Bu arada eğer yaz mevsiminde gelecekseniz, fırsat varsa gölde kano yapmanızı da tavsiye ederiz.
İznik Çinisi
İznik, kent olarak UNESCO Dünya Kültür Mirası Listesi’ne girmeye aday ve geçişi listede. İznik kentinden önce bu listeye giren bir değeri var: Çini.
📝NOT📝 2016 yılında Geleneksel Çini Ustalığı, UNESCO Somut Olmayan Kültürel Miras Listesi’ne kabul edildi. |
14. ve 15. yüzyıllarda altın çağını yaşasa da daha önceki yıllarda da çinicilik İznik’in geleneksel bir değeri. Fakat bahsedilen yüzyıllarla beraber daha farklı bir kimlik kazanarak camilerin, sarayların, medreselerin duvarlarını süslemeye başlamış. Renkler ve motiflerle sosyal, kültürel ve dini hayattan kesitler sunan İznik çinisinde turkuaz, firuze, yeşil gibi renklerin ön plana çıktığı görülür.
Bursa Yeşil Cami, Yeşil Türbe, Süleymaniye Camii, Selimiye Camii bu çinilerin en güzel örneklerinin görülebileceği yapılardır.
İznik’e Ulaşım, Nasıl Gidilir
İznik, İznik Gölü’nün doğusunda Bursa’ya 75 km uzaklıkta bulunur. Ana yollar üzerinde olmadığından İznik’e gelmek için rotanızı mutlaka bu yöne çevirmeniz gerekir.
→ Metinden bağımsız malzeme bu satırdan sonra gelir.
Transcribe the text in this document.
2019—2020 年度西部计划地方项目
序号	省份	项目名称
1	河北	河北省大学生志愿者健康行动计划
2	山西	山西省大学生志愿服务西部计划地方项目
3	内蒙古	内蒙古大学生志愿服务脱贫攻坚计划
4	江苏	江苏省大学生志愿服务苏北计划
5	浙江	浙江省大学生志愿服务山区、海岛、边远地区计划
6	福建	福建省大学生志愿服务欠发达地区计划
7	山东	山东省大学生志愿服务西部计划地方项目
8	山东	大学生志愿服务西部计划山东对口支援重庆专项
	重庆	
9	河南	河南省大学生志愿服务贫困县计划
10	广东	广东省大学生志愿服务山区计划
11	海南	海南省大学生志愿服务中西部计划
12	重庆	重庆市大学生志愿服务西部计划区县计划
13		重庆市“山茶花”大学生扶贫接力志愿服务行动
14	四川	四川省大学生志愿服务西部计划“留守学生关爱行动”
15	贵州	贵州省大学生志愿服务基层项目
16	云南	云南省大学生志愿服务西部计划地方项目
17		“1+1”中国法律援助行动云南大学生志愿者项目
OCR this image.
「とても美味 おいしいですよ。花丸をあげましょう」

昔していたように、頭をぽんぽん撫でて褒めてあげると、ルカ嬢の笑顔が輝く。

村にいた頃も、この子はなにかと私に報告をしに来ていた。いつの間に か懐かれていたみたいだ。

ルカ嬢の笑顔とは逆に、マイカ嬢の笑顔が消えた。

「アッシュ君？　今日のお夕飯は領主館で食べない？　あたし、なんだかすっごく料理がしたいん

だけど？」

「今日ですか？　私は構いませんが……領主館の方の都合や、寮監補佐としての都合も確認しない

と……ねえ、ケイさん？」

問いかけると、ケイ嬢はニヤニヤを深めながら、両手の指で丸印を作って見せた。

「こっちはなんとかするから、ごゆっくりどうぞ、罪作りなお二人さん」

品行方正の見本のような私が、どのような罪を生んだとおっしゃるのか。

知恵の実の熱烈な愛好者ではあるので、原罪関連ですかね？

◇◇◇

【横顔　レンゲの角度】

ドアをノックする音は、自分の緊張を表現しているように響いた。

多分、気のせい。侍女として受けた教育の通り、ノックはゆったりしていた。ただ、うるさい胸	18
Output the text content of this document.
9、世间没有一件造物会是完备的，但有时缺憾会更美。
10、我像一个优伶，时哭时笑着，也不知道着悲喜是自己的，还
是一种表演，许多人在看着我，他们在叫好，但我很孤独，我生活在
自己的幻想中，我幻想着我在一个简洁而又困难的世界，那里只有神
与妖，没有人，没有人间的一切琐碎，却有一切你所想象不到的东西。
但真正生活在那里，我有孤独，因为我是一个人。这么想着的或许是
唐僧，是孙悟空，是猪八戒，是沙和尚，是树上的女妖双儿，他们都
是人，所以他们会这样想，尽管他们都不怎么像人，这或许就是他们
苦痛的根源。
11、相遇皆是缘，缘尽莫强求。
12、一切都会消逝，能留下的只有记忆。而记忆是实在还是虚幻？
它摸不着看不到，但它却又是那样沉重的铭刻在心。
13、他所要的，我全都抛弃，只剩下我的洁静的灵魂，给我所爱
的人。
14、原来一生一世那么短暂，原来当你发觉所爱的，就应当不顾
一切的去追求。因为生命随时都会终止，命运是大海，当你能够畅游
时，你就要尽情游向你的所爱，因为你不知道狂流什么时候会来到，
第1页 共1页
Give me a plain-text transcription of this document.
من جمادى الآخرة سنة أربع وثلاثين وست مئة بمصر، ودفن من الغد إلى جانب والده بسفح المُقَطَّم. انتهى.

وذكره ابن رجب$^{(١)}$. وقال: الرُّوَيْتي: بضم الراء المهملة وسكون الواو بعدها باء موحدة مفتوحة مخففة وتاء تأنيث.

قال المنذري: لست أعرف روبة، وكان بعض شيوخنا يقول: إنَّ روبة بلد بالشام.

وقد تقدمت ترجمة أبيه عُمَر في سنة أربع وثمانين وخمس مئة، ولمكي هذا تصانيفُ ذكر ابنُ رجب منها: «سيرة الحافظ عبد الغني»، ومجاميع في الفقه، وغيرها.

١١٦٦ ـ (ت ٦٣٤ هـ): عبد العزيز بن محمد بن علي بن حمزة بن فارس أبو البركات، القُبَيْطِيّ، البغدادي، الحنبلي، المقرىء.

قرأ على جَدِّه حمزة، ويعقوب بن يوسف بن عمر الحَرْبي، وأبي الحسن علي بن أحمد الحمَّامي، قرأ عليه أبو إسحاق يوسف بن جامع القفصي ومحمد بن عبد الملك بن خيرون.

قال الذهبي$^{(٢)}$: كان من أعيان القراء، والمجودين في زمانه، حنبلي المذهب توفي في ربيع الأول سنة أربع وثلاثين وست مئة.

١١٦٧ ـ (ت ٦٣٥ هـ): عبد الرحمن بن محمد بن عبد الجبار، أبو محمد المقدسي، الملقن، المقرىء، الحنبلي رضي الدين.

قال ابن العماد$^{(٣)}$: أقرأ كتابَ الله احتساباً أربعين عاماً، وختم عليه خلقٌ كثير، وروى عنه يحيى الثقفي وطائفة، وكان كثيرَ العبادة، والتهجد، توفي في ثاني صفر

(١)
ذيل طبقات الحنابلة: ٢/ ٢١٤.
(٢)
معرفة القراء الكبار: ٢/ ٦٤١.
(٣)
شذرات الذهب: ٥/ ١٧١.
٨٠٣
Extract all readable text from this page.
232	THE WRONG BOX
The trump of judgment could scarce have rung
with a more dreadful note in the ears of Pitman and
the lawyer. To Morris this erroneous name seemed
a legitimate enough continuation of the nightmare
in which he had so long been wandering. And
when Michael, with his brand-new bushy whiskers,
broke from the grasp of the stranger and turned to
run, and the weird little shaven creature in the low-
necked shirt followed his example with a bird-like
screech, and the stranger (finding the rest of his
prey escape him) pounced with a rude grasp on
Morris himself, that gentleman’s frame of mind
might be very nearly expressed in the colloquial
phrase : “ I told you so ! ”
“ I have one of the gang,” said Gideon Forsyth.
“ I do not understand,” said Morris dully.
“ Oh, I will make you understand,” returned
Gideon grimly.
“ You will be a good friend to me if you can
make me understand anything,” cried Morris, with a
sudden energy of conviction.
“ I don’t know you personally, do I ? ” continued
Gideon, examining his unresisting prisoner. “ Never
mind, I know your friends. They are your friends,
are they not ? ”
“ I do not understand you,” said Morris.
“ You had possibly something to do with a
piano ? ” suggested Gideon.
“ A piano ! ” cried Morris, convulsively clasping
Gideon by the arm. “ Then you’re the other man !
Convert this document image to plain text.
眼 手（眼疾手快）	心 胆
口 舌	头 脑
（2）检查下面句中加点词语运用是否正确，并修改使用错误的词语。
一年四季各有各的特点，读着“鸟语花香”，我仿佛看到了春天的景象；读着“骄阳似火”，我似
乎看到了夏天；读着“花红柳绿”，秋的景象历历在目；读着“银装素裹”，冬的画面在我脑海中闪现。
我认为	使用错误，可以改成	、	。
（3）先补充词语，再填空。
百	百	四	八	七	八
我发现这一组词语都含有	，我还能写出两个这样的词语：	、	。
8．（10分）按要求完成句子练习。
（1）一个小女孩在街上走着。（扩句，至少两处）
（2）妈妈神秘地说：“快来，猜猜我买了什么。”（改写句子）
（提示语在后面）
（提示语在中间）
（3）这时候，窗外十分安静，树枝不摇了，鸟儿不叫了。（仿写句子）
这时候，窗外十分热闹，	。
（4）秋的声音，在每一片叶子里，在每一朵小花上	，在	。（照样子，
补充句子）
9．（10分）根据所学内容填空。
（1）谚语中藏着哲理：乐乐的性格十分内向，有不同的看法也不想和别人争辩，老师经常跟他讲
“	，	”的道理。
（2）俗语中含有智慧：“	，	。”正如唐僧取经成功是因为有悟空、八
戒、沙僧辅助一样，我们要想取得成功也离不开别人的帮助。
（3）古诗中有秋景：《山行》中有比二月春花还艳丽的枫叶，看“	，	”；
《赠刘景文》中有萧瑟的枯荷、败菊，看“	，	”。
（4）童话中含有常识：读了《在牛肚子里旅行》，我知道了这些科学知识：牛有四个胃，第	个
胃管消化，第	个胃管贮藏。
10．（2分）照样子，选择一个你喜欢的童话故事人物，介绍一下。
İznik’e geliş yönünüze göre kullanabileceğiniz farklı yollar var. Ankara istikametinden gelenler için Sakarya-Geyve-Pamukova-İznik
İstanbul istikametinden gelenler Orhangazi’den İznik yönüne dönüp gölün kuzeyinden kente ulaşabilirler.
Bursa yönünden gelenler ise Gemlik’i geçince otoyoldan ayrılıp gölün güneyinden; Orhangazi’den ayrılıp gölün kuzeyinden İznik’e ulaşabilirler. Ayrıca Bursa-Yenişehir- İznik yolu da bir alternatif. Eğer İznik’i tepeden kuşbakışı görmek istiyorsanız. Giderken ya da dönerken mutlaka bu yolu kullanmalısınız.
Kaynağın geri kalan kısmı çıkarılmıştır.